One of the most common questions I get asked is “how can I get my manager to invest (more) in our legacy program?”. Actually, it’s a question I asked countless times when I was a frontline fundraiser. It’s frustrating, isn’t it? I mean, there are countless studies and reports that espouse the importance of including legacies in a diverse fundraising program, not to mention that much talked about wealth transfer!
So why is it so hard to get management onboard?
It’s because we value immediate rewards more than long-term rewards, even when these immediate rewards are smaller. Crazy, right? Well this is a cognitive bias called hyperbolic discounting.
Say, for instance, you’re *this* close to hitting your year-end fundraising goal. You’re preparing for the last ask to close out the year when you learn that your donor is very interested in a project that will be launched in the next fiscal year. You know she has limited funds and that if you solicit her for that project, you will not hit your year-end goal. Knowing that your manager would be upset if you don’t reach your goal, you decide to ask for the current gift and figure you’ll deal with next year’s goal next year.
Notwithstanding all kinds of details in this example, that was probably the wrong decision when one considers the long-term viability of the organization’s programs. This is why hyperbolic discounting can result in poor decision-making – because it incentivizes impulsivity and immediate gratification.

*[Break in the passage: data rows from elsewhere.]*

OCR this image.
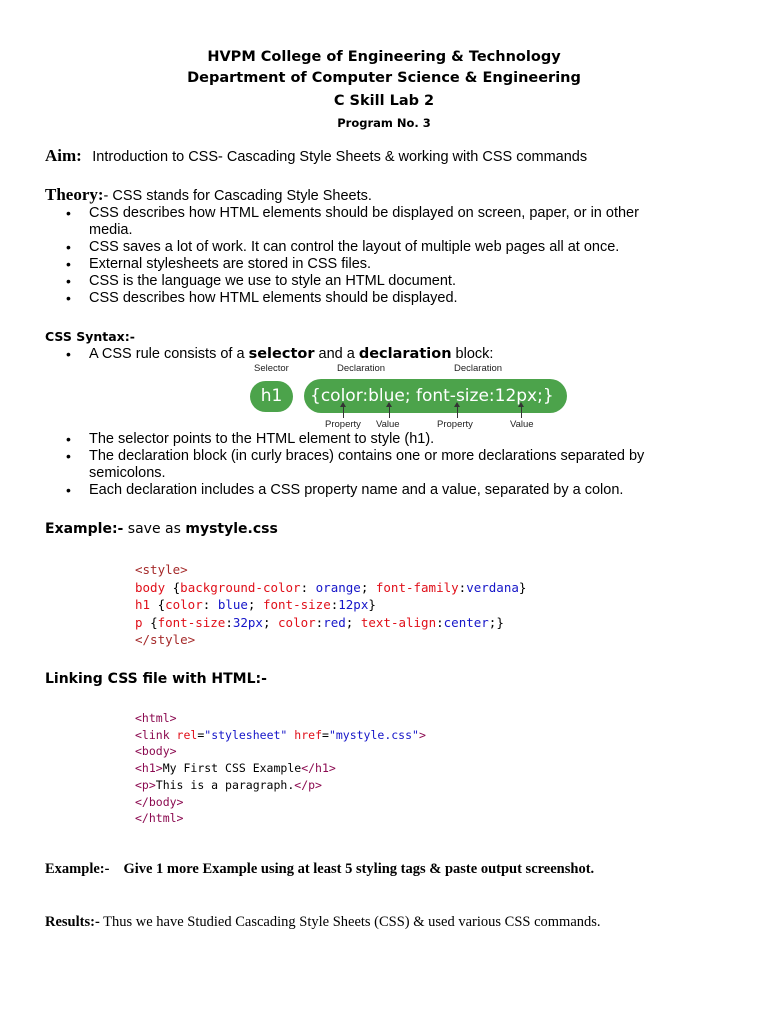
HVPM College of Engineering & Technology
Department of Computer Science & Engineering
C Skill Lab 2
Program No. 3
Aim: Introduction to CSS- Cascading Style Sheets & working with CSS commands
Theory:- CSS stands for Cascading Style Sheets.
• CSS describes how HTML elements should be displayed on screen, paper, or in other
media.
• CSS saves a lot of work. It can control the layout of multiple web pages all at once.
• External stylesheets are stored in CSS files.
• CSS is the language we use to style an HTML document.
• CSS describes how HTML elements should be displayed.
CSS Syntax:-
• A CSS rule consists of a selector and a declaration block:
Selector	Declaration	Declaration
h1	{color:blue; font-size:12px;}
Property Value	Property	Value
• The selector points to the HTML element to style (h1).
• The declaration block (in curly braces) contains one or more declarations separated by
semicolons.
• Each declaration includes a CSS property name and a value, separated by a colon.
Example:- save as mystyle.css
<style>
body {background-color: orange; font-family:verdana}
h1 {color: blue; font-size:12px}
p {font-size:32px; color:red; text-align:center;}
</style>
Linking CSS file with HTML:-
<html>
<link rel="stylesheet" href="mystyle.css">
<body>
<h1>My First CSS Example</h1>
<p>This is a paragraph.</p>
</body>
</html>
Example:- Give 1 more Example using at least 5 styling tags & paste output screenshot.
Results:- Thus we have Studied Cascading Style Sheets (CSS) & used various CSS commands.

It’s like the latté factor in budgeting that many financial advisors use. The latté factor suggests you forgo your daily latté and instead suggest you invest what you’d spend on that coffee which would see that small sacrifice bloom into a sizable nest egg after 10 years. As simple as that sounds, many people simply can’t do it because immediate gratification detracts and blinds us from our long-term goals.
The problem is that we know some (ok, maybe many) organizations have a problem with short-term thinking. This isn’t only endemic of the charitable sector – we see this in government as well. Politicians do this all the time by making promises and plans that will yield results for the next 4-5 years – essentially the next election cycle.
Why does this happen?
Hyperbolic discounting sits within another phenomenon called delay discounting. The theory is that when one increasingly experiences delays in receiving a reward, so does the value of those rewards. Why does the value of the reward decrease over time?
Because we like a sure thing.
The fact is, we are often risk averse when we have to make a decision.
Management, as decision-makers, are not immune to this risk aversion. They are often willing to accept a small but certain reward over a larger gain that is less certain because there’s a chance it won’t come to fruition.
The reality is that we have difficulty understanding long-term consequences – this is called temporal myopia. When you can’t imagine what the future looks like, it creates uncertainty. This creates tension in our reasoning. Add to that the fact that no one likes to wait for anything, even when it’s in our best interest!
The problem is that we don’t have a linear perception of time. Have you ever been on a roller coaster ride that you really liked and then were bummed because it was over too fast? And then you ride another roller coaster that scares you and it feels like it’ll never end? You see, depending on our particular situation, time will appear to go by slower or faster.
Make it stop, make it all stop!
A 2016 study concluded that future focus priming was an effective way of reducing hyperbolic discounting. Put simply, priming is when someone is exposed to a stimulus, such as a word, that influences their response to a second stimulus. The study’s authors discovered that being exposed to words like future, long-term and self-control made participants more likely to think of themselves and their future in this way.
This means that the next time you want to discuss a particular investment for your legacy program, start by priming your manager to think of the charity’s long-term plans. Another approach is to start picturing the charity’s future self. Picturing the charity that might result from short-term or long-term decisions could influence management to make decisions that favour the latter.
Will any of this happen overnight? Probably not. The important thing is to constantly have conversations about the charity’s long-term plans. This cannot be understated here. We know that legacies will take care of those long-term organizational goals – let’s endeavour to remind management Every. Single. Day.